Elle n'avait que 2 ans lorsque ses parents ont quitté précipitemment l'Algérie dans la peur panique créée de toutes pièces par l'Oas et ses exactions.Peu de souvenirs, donc, du pays natal.
Mais, durant des années et des années, lors des repas en famille, elle n'a fait qu'entendre et entendre et entendre ses parents, tous les parents, parler de «là-bas», passant et repassant les souvenirs «comme on fait tourner les plats». L'Algérie. Son soleil. Les «aventures de papa chez les fellaghas». Les rues animées. L'odeur des brochettes et de l'anisette. La vie «ensemble», à Bel Abbès, à Nemours (Ghazaouet) comme dans une sorte de sit-com à mi-chemin entre «Plus belle la vie» et «la Famille Hernandez». Tata Nénette. On passe très vite sur les mésaventures des Juifs en 40 lorsque le décret Crémieux fut abrogé par Pétain.
Puis, à 10 ans, elle découvre une photo de journal avec une petite fille descendant d'un bateau dans les bras de son père. Elle pense que c'est elle. La photo, ce n'est pas elle. Elle avait fait la Une de Paris Match (du 2 juin 1962
). Mais, c'est tout comme. Un peu plus tard, commence alors une chasse aux souvenirs, puis l'âge et l'expérience aidant, celle des témoignages (sans exclusive :
Attali, Stora, des anciens Oas, des anciens harkis, des militants nationalistes, des gens qui ont tout oublié, d'autres pas
)
afin de «reconstituer l'histoire et réinventer un pays dont elle a tout oublié»

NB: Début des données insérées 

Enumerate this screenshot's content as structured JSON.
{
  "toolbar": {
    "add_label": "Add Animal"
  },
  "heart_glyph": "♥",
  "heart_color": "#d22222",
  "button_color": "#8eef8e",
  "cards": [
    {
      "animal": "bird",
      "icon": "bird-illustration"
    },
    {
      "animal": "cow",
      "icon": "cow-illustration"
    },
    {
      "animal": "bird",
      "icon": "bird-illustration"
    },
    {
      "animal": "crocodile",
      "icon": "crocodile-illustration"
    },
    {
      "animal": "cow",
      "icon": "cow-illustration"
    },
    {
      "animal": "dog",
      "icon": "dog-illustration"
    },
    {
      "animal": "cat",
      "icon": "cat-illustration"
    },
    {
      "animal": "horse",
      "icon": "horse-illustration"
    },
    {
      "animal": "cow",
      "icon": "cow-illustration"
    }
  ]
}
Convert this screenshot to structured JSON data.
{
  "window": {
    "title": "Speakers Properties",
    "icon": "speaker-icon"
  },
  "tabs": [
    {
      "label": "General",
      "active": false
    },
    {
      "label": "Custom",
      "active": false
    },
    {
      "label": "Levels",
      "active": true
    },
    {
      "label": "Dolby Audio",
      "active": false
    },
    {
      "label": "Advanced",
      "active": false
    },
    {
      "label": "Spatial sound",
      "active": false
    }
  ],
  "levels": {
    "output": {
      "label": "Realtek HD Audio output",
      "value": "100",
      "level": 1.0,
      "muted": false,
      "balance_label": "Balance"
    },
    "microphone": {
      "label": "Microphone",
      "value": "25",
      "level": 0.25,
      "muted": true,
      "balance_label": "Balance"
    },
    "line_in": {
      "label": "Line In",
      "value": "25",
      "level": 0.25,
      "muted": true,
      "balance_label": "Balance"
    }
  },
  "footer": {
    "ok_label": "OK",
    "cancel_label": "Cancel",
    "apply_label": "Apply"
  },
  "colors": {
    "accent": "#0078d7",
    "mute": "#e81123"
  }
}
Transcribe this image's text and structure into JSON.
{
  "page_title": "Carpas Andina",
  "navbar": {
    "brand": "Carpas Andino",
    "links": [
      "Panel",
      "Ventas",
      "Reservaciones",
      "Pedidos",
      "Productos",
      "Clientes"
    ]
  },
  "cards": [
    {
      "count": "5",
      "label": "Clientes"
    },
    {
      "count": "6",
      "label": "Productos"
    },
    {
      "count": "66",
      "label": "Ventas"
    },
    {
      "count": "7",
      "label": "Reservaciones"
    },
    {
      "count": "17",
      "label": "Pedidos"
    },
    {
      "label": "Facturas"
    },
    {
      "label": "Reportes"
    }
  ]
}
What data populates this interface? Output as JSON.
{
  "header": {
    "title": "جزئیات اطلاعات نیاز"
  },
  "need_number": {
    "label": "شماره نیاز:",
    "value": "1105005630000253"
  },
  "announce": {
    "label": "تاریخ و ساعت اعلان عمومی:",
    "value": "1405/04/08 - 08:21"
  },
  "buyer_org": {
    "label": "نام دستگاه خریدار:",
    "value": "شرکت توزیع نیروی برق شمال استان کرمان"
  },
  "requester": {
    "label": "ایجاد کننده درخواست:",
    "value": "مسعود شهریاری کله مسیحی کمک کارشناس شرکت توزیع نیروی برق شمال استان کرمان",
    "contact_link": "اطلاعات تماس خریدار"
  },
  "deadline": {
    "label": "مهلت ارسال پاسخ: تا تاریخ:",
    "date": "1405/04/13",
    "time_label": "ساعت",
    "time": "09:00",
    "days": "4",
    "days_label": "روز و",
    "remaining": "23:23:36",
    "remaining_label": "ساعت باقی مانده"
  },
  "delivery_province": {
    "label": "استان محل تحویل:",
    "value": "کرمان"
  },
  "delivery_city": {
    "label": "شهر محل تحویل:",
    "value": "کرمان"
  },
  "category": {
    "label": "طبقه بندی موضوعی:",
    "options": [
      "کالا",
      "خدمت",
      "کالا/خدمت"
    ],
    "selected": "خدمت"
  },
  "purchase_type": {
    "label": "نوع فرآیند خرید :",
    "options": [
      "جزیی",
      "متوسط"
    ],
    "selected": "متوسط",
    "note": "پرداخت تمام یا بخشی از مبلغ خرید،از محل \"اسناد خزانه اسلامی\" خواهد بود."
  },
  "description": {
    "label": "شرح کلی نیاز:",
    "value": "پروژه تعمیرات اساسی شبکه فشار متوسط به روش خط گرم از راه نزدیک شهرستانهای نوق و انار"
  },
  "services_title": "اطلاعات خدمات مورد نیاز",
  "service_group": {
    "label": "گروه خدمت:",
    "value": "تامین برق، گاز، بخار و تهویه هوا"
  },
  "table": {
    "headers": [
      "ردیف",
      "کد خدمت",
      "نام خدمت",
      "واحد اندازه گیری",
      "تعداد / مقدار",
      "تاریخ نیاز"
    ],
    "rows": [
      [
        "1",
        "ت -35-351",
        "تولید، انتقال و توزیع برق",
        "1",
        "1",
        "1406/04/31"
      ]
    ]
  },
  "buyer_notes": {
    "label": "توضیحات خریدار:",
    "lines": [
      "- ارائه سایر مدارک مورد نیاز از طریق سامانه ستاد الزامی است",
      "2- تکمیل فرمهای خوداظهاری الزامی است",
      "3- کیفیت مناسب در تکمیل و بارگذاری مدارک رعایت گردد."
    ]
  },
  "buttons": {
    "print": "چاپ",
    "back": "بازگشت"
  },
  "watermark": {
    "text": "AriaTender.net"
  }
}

et dont, au fond d'elle-même (cela se vérifiera par la suite), elle aurait bien voulu être l'enfant et la citoyenne. Les rencontres en France même ne suffisent pas, ne suffisent plus. Elle se rend en Algérie sur les lieux de son enfance, là où ses parents et grands parents ont vécu : Oran, Bel Abbès, Ghazaouet
Quand elle revient à Arles, elle sait désormais d'où elle vient, où elle a vu le jour, respiré, appris à marcher
et elle sait aussi qu'elle est une «exilée», quasiment une «immigrée», avec une «mémoire sans souvenirs» et une «douleur sans malheur». A qui la faute ? En tous cas pas aux Algériens qui, malgré tout, accueillent à «bras ouverts» presque tous les pieds noirs.